I am dubious of the Hama approach, based as it is on Hbase. For that level
of performance, we can just emit order-1 updates and depend on combiners to
make us whole. For higher performance, I think we need to do much better
blocking and do high performance multiplies on map nodes.
For example, for the matrix product {A B}_ij = sum_k a_ik b_kj we can
implement this using map reduce as a bigram counter.
If A and B are encoded as triples containing (m, row, column, value) where m
is 'a' or 'b' as appropriate, then we can do roughly the following.
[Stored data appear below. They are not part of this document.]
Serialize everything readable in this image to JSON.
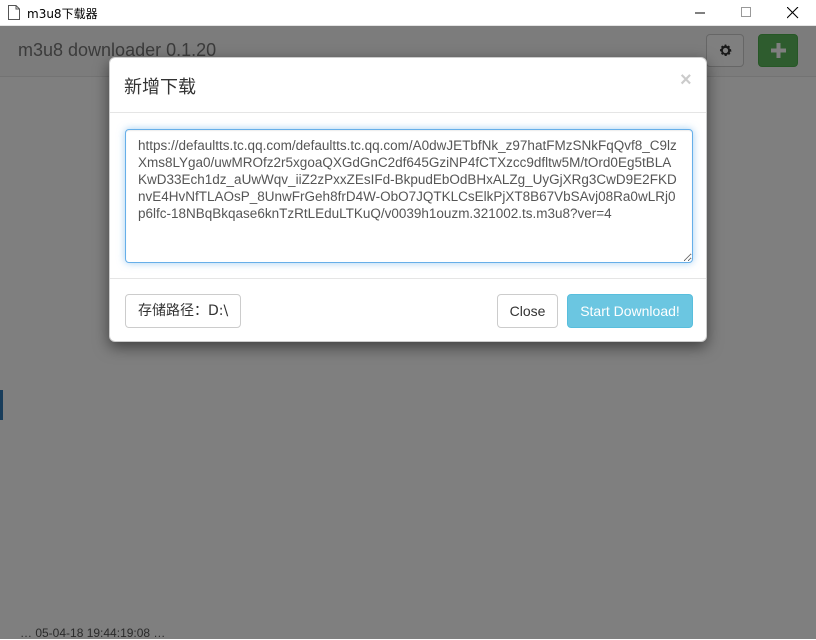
{
  "window": {
    "title": "m3u8下载器"
  },
  "app": {
    "title": "m3u8 downloader  0.1.20",
    "background_row_text": "… 05-04-18 19:44:19:08 …",
    "colors": {
      "add_button": "#5cb85c",
      "primary": "#337ab7"
    }
  },
  "modal": {
    "title": "新增下载",
    "close_x": "×",
    "url_value": "https://defaultts.tc.qq.com/defaultts.tc.qq.com/A0dwJETbfNk_z97hatFMzSNkFqQvf8_C9lzXms8LYga0/uwMROfz2r5xgoaQXGdGnC2df645GziNP4fCTXzcc9dfltw5M/tOrd0Eg5tBLAKwD33Ech1dz_aUwWqv_iiZ2zPxxZEsIFd-BkpudEbOdBHxALZg_UyGjXRg3CwD9E2FKDnvE4HvNfTLAOsP_8UnwFrGeh8frD4W-ObO7JQTKLCsElkPjXT8B67VbSAvj08Ra0wLRj0p6lfc-18NBqBkqase6knTzRtLEduLTKuQ/v0039h1ouzm.321002.ts.m3u8?ver=4",
    "path_label": "存储路径：D:\\",
    "close_label": "Close",
    "start_label": "Start Download!",
    "colors": {
      "start_button": "#5bc0de"
    }
  }
}
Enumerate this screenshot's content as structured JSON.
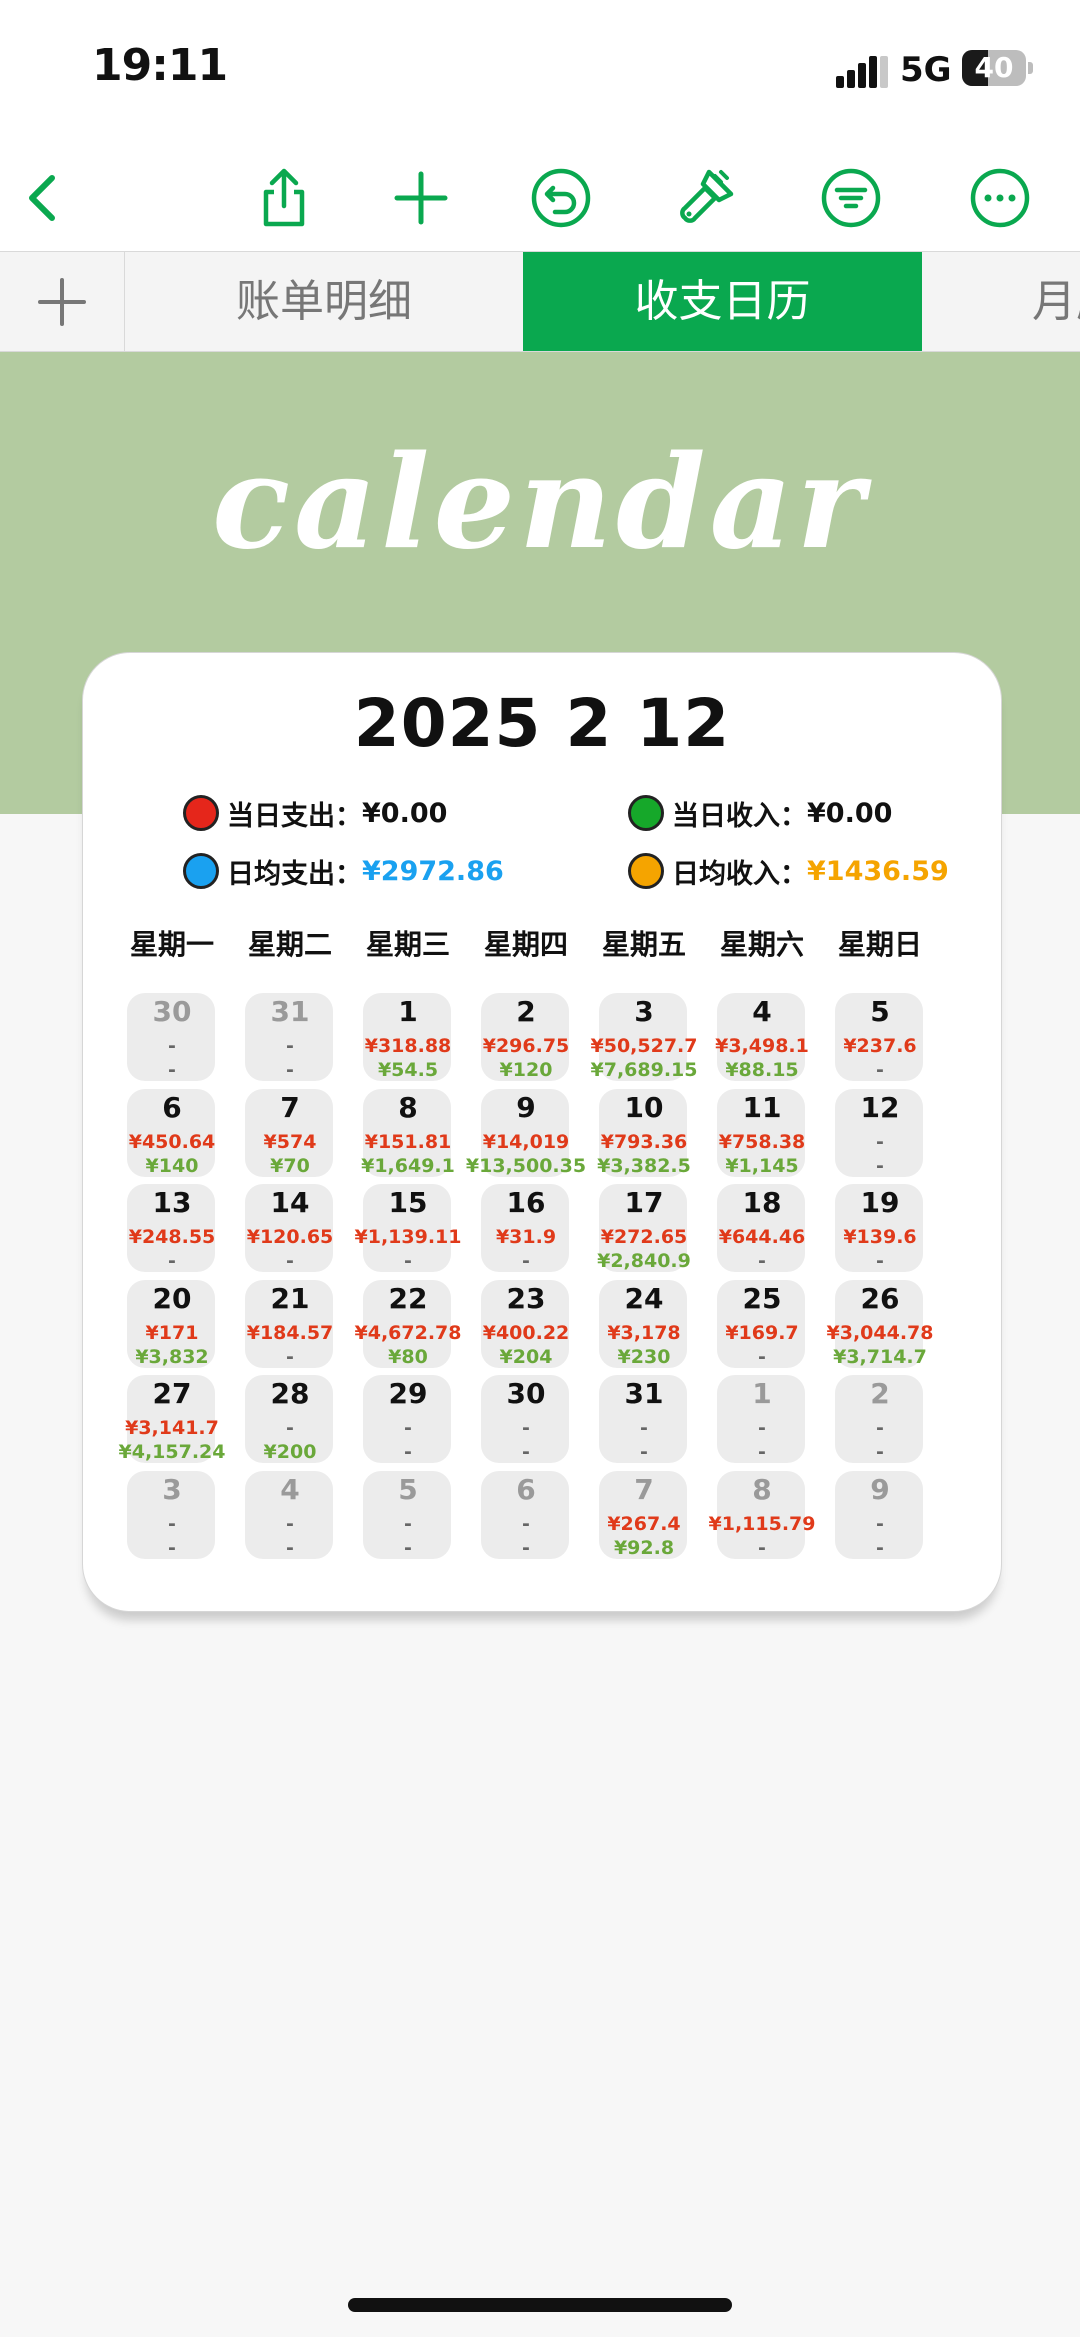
{
  "status_bar": {
    "time": "19:11",
    "network": "5G",
    "battery": "40",
    "battery_level": 0.4
  },
  "toolbar": {
    "icons": [
      "back-chevron-icon",
      "share-icon",
      "plus-icon",
      "undo-icon",
      "brush-icon",
      "filter-icon",
      "more-icon"
    ],
    "accent": "#0aa84f"
  },
  "tabs": [
    {
      "label": "账单明细",
      "active": false
    },
    {
      "label": "收支日历",
      "active": true
    },
    {
      "label": "月历",
      "active": false
    }
  ],
  "banner": {
    "title": "calendar",
    "color": "#b3cba0"
  },
  "calendar": {
    "title": "2025  2  12",
    "stats": {
      "daily_expense_label": "当日支出：",
      "daily_expense_value": "¥0.00",
      "daily_income_label": "当日收入：",
      "daily_income_value": "¥0.00",
      "avg_expense_label": "日均支出：",
      "avg_expense_value": "¥2972.86",
      "avg_income_label": "日均收入：",
      "avg_income_value": "¥1436.59"
    },
    "stat_colors": {
      "expense": "#e5261b",
      "income": "#16a82a",
      "avg_expense": "#1aa1f0",
      "avg_income": "#f5a400"
    },
    "weekdays": [
      "星期一",
      "星期二",
      "星期三",
      "星期四",
      "星期五",
      "星期六",
      "星期日"
    ],
    "days": [
      {
        "num": "30",
        "exp": "-",
        "inc": "-",
        "dim": true
      },
      {
        "num": "31",
        "exp": "-",
        "inc": "-",
        "dim": true
      },
      {
        "num": "1",
        "exp": "¥318.88",
        "inc": "¥54.5",
        "dim": false
      },
      {
        "num": "2",
        "exp": "¥296.75",
        "inc": "¥120",
        "dim": false
      },
      {
        "num": "3",
        "exp": "¥50,527.7",
        "inc": "¥7,689.15",
        "dim": false
      },
      {
        "num": "4",
        "exp": "¥3,498.1",
        "inc": "¥88.15",
        "dim": false
      },
      {
        "num": "5",
        "exp": "¥237.6",
        "inc": "-",
        "dim": false
      },
      {
        "num": "6",
        "exp": "¥450.64",
        "inc": "¥140",
        "dim": false
      },
      {
        "num": "7",
        "exp": "¥574",
        "inc": "¥70",
        "dim": false
      },
      {
        "num": "8",
        "exp": "¥151.81",
        "inc": "¥1,649.1",
        "dim": false
      },
      {
        "num": "9",
        "exp": "¥14,019",
        "inc": "¥13,500.35",
        "dim": false
      },
      {
        "num": "10",
        "exp": "¥793.36",
        "inc": "¥3,382.5",
        "dim": false
      },
      {
        "num": "11",
        "exp": "¥758.38",
        "inc": "¥1,145",
        "dim": false
      },
      {
        "num": "12",
        "exp": "-",
        "inc": "-",
        "dim": false
      },
      {
        "num": "13",
        "exp": "¥248.55",
        "inc": "-",
        "dim": false
      },
      {
        "num": "14",
        "exp": "¥120.65",
        "inc": "-",
        "dim": false
      },
      {
        "num": "15",
        "exp": "¥1,139.11",
        "inc": "-",
        "dim": false
      },
      {
        "num": "16",
        "exp": "¥31.9",
        "inc": "-",
        "dim": false
      },
      {
        "num": "17",
        "exp": "¥272.65",
        "inc": "¥2,840.9",
        "dim": false
      },
      {
        "num": "18",
        "exp": "¥644.46",
        "inc": "-",
        "dim": false
      },
      {
        "num": "19",
        "exp": "¥139.6",
        "inc": "-",
        "dim": false
      },
      {
        "num": "20",
        "exp": "¥171",
        "inc": "¥3,832",
        "dim": false
      },
      {
        "num": "21",
        "exp": "¥184.57",
        "inc": "-",
        "dim": false
      },
      {
        "num": "22",
        "exp": "¥4,672.78",
        "inc": "¥80",
        "dim": false
      },
      {
        "num": "23",
        "exp": "¥400.22",
        "inc": "¥204",
        "dim": false
      },
      {
        "num": "24",
        "exp": "¥3,178",
        "inc": "¥230",
        "dim": false
      },
      {
        "num": "25",
        "exp": "¥169.7",
        "inc": "-",
        "dim": false
      },
      {
        "num": "26",
        "exp": "¥3,044.78",
        "inc": "¥3,714.7",
        "dim": false
      },
      {
        "num": "27",
        "exp": "¥3,141.7",
        "inc": "¥4,157.24",
        "dim": false
      },
      {
        "num": "28",
        "exp": "-",
        "inc": "¥200",
        "dim": false
      },
      {
        "num": "29",
        "exp": "-",
        "inc": "-",
        "dim": false
      },
      {
        "num": "30",
        "exp": "-",
        "inc": "-",
        "dim": false
      },
      {
        "num": "31",
        "exp": "-",
        "inc": "-",
        "dim": false
      },
      {
        "num": "1",
        "exp": "-",
        "inc": "-",
        "dim": true
      },
      {
        "num": "2",
        "exp": "-",
        "inc": "-",
        "dim": true
      },
      {
        "num": "3",
        "exp": "-",
        "inc": "-",
        "dim": true
      },
      {
        "num": "4",
        "exp": "-",
        "inc": "-",
        "dim": true
      },
      {
        "num": "5",
        "exp": "-",
        "inc": "-",
        "dim": true
      },
      {
        "num": "6",
        "exp": "-",
        "inc": "-",
        "dim": true
      },
      {
        "num": "7",
        "exp": "¥267.4",
        "inc": "¥92.8",
        "dim": true
      },
      {
        "num": "8",
        "exp": "¥1,115.79",
        "inc": "-",
        "dim": true
      },
      {
        "num": "9",
        "exp": "-",
        "inc": "-",
        "dim": true
      }
    ]
  }
}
This
may be fast enough for very sparse matrices, but might be very slow for
dense matrices:
map1 = {key, value, out ->
// *value is ['a', i, k, a_ik] or ['b', k, j, b_kj]*
// *output record is keyed by k and has ['a', i, a_ik] or ['b', j,
b_kj] as value
*// *in real life, the 'a' or 'b' would be inferred in the
configure method*
if (value[0] == "a") out.collect(value[2], [value[0], value[1],
value[3]])
else out.collect(value[1], [value[0], value[2], value[3]])
}
reducer1 = {key, values, out ->
// *key is k, values contains items like ['a', i, a_ik] or ['b',
j, b_kj]*
// *we build a nested map to simplify iterating over the cross
product*
def v = [:]
def v.a = [:]
def v.b = [:]
values.each {
v[it[0]] [it[1]] = it[2]
}
v.a.each {i, a_ik ->
v.b.each {j, b_kj ->
out.collect([i, j], a_jk * b_kj)
}
}
}
// *second mr adds up all of the products by reducing on final position*
map2 = {key, ijv, out ->
// *key is [i,j], value is a_ik * b_kj for some (now unknown) k*
out.collect(ijv[0..1], ijv[2])
}
combiner2 = {ij, values, out ->
out.collect(ij, values.sum())
}
reducer2 = combiner